Scott Walker would show how his gutsy union changes transformed a blue state, while Bobby Jindal shared how his school choice revolution changed Louisiana. Rick Perry could press his breathtaking jobs record and tell us how to “make Washington inconsequential in our lives.”
From the Senate, Tea Party constitutionalist Ted Cruz would bring the intellect, while Florida’s Marco Rubio brought the heart.

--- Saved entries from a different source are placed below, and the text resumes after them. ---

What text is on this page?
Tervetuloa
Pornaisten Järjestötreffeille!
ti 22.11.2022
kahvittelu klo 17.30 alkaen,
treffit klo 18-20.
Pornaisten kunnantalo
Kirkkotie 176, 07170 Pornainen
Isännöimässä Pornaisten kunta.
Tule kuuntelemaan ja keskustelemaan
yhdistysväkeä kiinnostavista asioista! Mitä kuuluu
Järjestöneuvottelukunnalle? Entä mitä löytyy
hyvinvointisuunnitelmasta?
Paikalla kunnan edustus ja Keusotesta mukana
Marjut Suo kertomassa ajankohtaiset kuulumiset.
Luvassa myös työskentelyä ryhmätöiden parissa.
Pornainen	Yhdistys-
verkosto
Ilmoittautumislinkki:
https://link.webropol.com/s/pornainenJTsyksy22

Add Rand Paul to energize the growing conservatarian wing, and the trio would appeal to the young, minorities, and independents.
Moderate Chris Christie would reach out to northeastern voters once considered out of reach for the GOP while Carly Fiorina and Ben Carson added an outsiders’ perspective from the worlds of technology and medicine.
No more settling for uninspiring match-ups like Mitt Romney vs. Herman Cain, John McCain vs. Mike Huckabee, or Dubya vs. Alan Keyes. 2016 was going to be about Big Ideas on turning around a debt-ridden, war-weary, stagnant superpower. A policy wonk’s dream.
Even better, Republicans could finally laugh at the Democratic primary featuring a corrupt Clinton, a socialist Sanders, and a Bidenesque Biden. Imagine the contrast of tired old Democrats yelling about microaggressions and wiped email servers, as fresh, dynamic Republicans addressed high-level social and economic policy.
It would be obvious to the electorate that Republicans were the only party with the vision, with the heart, and with the intelligence to lead the nation.
Instead, here are the political headlines of Summer 2015:
- Trump on McCain: “I like people who weren’t captured”
- Trump on Megyn Kelly: “There was blood coming out of her… wherever.”
- Trump: Rick Perry “should be forced to take an IQ test” before debate
- Trump is going to war with Scott Walker after being called “DumbDumb” by one of his supporters
- Trump on Fiorina: “Can you imagine that, the face of our next president?”
- Trump on Heidi Klum: “She’s no longer a 10.”
These are the lofty policy debates dominating the presidential election of a 21st century superpower. We aren’t discussing America’s $18.4 trillion national debt and our insolvent social programs. The stagnant economy and an expansionist China, Russia, and Islamic State. Burning cities at home and burning countries abroad.
Instead we’re trading GIFs of a reality show star on “The Tonight Show,” giggling about menstruation, and wondering if the most impressive GOP field in a generation are a bunch of “dummies” or if they’re a bunch of “losers.”
These are serious times. We are not a serious people.